The IACR strongly opposes U.S. President Donald Trump’s Executive Order suspending visas to nationals of seven Muslim-majority countries. We declare such actions, which hurt international collaboration, to pose a concrete and direct threat to our mission, and to the continued international contributions of our members to society, industry, and government.
The open exchange of ideas is essential to the work the IACR does, and to the advance of scientific knowledge and technology more broadly. The open exchange of ideas requires freedom of movement — as when non-U.S. citizens attend IACR-sponsored conferences held in the USA, a completely routine activity.
All individuals are entitled to participate in IACR conferences, regardless of their country of origin. Barring citizens of out-of-favor countries from entering the United States sunders basic scientific and community norms. These norms were strained even before the executive action, with many scholars facing untoward barriers to getting U.S. visas.
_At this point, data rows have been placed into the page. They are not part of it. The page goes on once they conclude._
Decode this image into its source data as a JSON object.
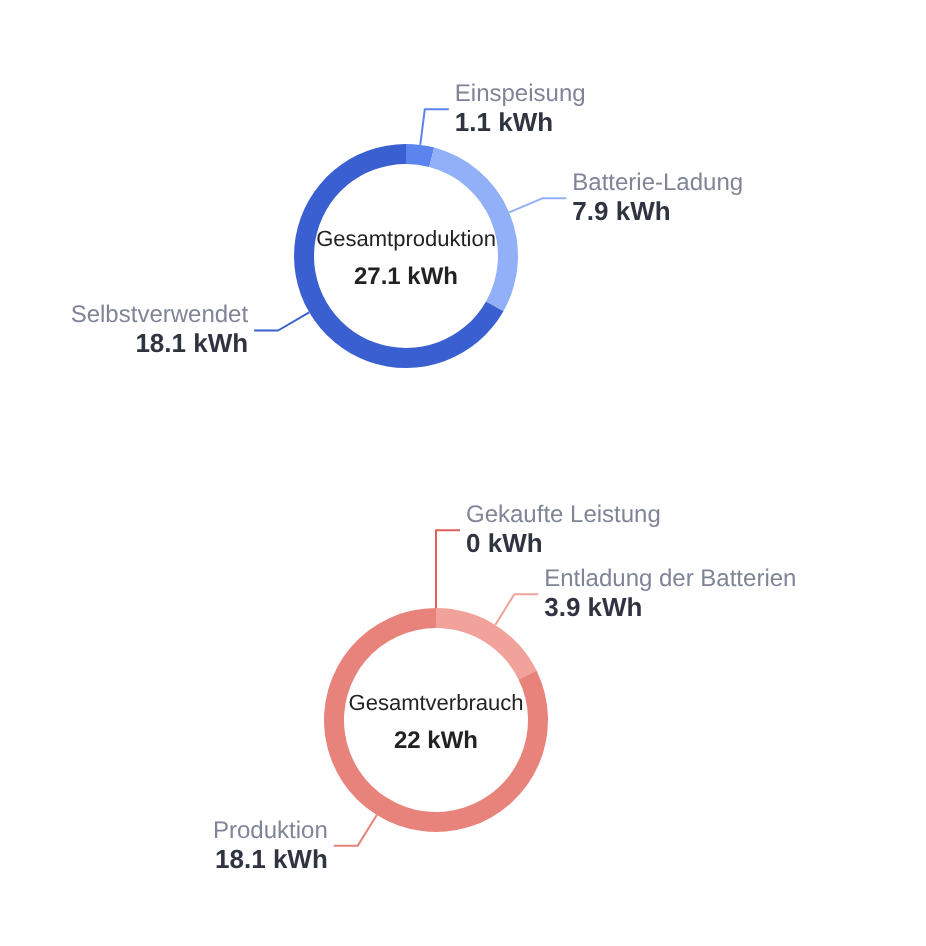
{
  "chart_data": [
    {
      "type": "donut",
      "title": "Gesamtproduktion",
      "subtitle": "27.1 kWh",
      "categories": [
        "Einspeisung",
        "Batterie-Ladung",
        "Selbstverwendet"
      ],
      "values": [
        1.1,
        7.9,
        18.1
      ],
      "value_labels": [
        "1.1 kWh",
        "7.9 kWh",
        "18.1 kWh"
      ],
      "colors": [
        "#5b84ee",
        "#91b0f8",
        "#3a5fd0"
      ]
    },
    {
      "type": "donut",
      "title": "Gesamtverbrauch",
      "subtitle": "22 kWh",
      "categories": [
        "Gekaufte Leistung",
        "Entladung der Batterien",
        "Produktion"
      ],
      "values": [
        0,
        3.9,
        18.1
      ],
      "value_labels": [
        "0 kWh",
        "3.9 kWh",
        "18.1 kWh"
      ],
      "colors": [
        "#e0605a",
        "#f0a29b",
        "#e8837c"
      ]
    }
  ]
}
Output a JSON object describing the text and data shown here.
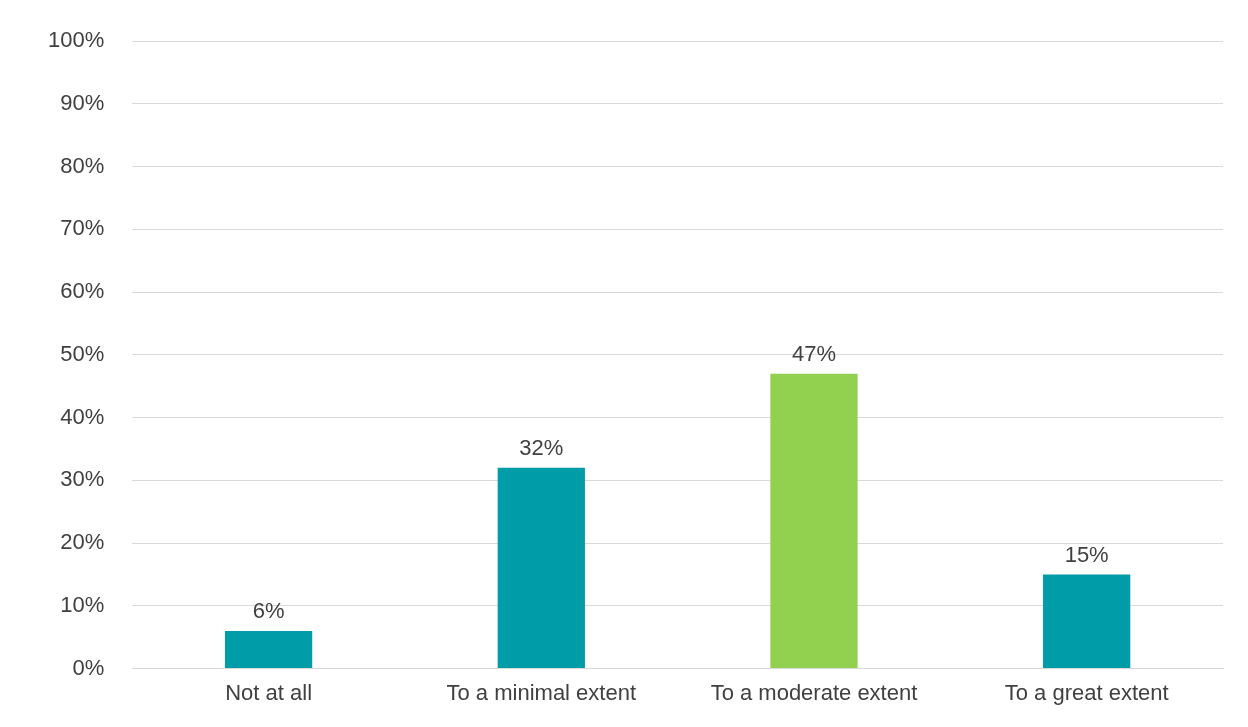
{
  "chart_data": {
    "type": "bar",
    "categories": [
      "Not at all",
      "To a minimal extent",
      "To a moderate extent",
      "To a great extent"
    ],
    "values": [
      6,
      32,
      47,
      15
    ],
    "colors": [
      "#009ca8",
      "#009ca8",
      "#92d050",
      "#009ca8"
    ],
    "ylim": [
      0,
      100
    ],
    "yticks": [
      {
        "value": 0,
        "label": "0%"
      },
      {
        "value": 10,
        "label": "10%"
      },
      {
        "value": 20,
        "label": "20%"
      },
      {
        "value": 30,
        "label": "30%"
      },
      {
        "value": 40,
        "label": "40%"
      },
      {
        "value": 50,
        "label": "50%"
      },
      {
        "value": 60,
        "label": "60%"
      },
      {
        "value": 70,
        "label": "70%"
      },
      {
        "value": 80,
        "label": "80%"
      },
      {
        "value": 90,
        "label": "90%"
      },
      {
        "value": 100,
        "label": "100%"
      }
    ],
    "value_labels": [
      "6%",
      "32%",
      "47%",
      "15%"
    ],
    "grid": "y",
    "legend": false
  }
}
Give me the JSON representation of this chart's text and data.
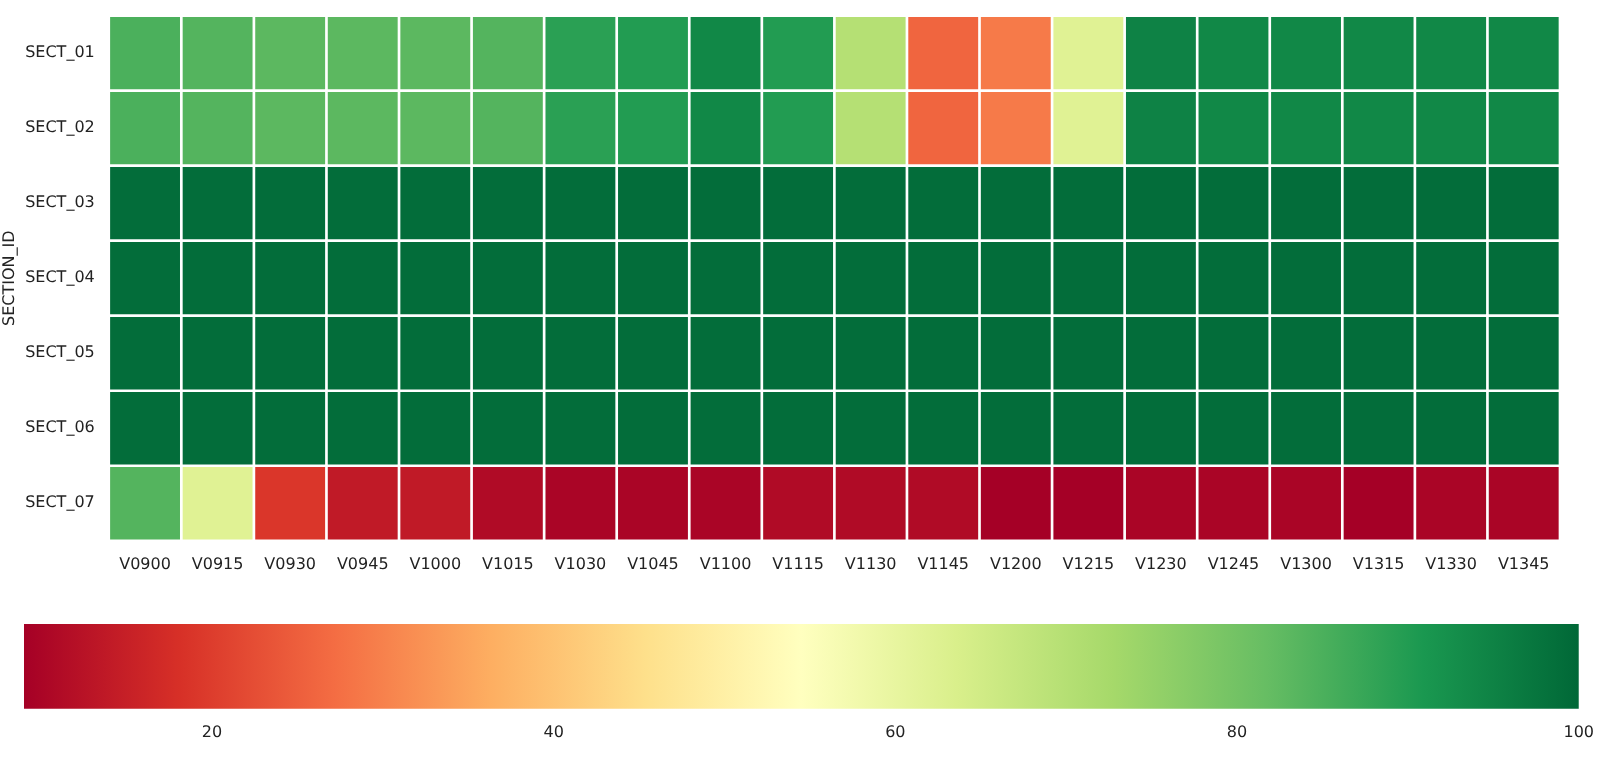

The United States itself benefits from participation in the international academic community, as when international graduate students and postdoctoral scholars study at U.S. universities, and when non-U.S. professors visit the U.S. to collaborate on research or share their knowledge. Our community’s work, which often involves teams from many countries, directly contributes to the successful efforts of U.S. industry.
Running an international scientific society that contributes to innovations in science and technology is not easy. The implications of this executive order are unpredictable. In response to it, other nations may take similar actions, making it impossible for U.S. scientists to attend conferences in other countries.
In the end, this unhelpful and destructive executive order only hurts the United States. The IACR calls for it to be immediately rescinded.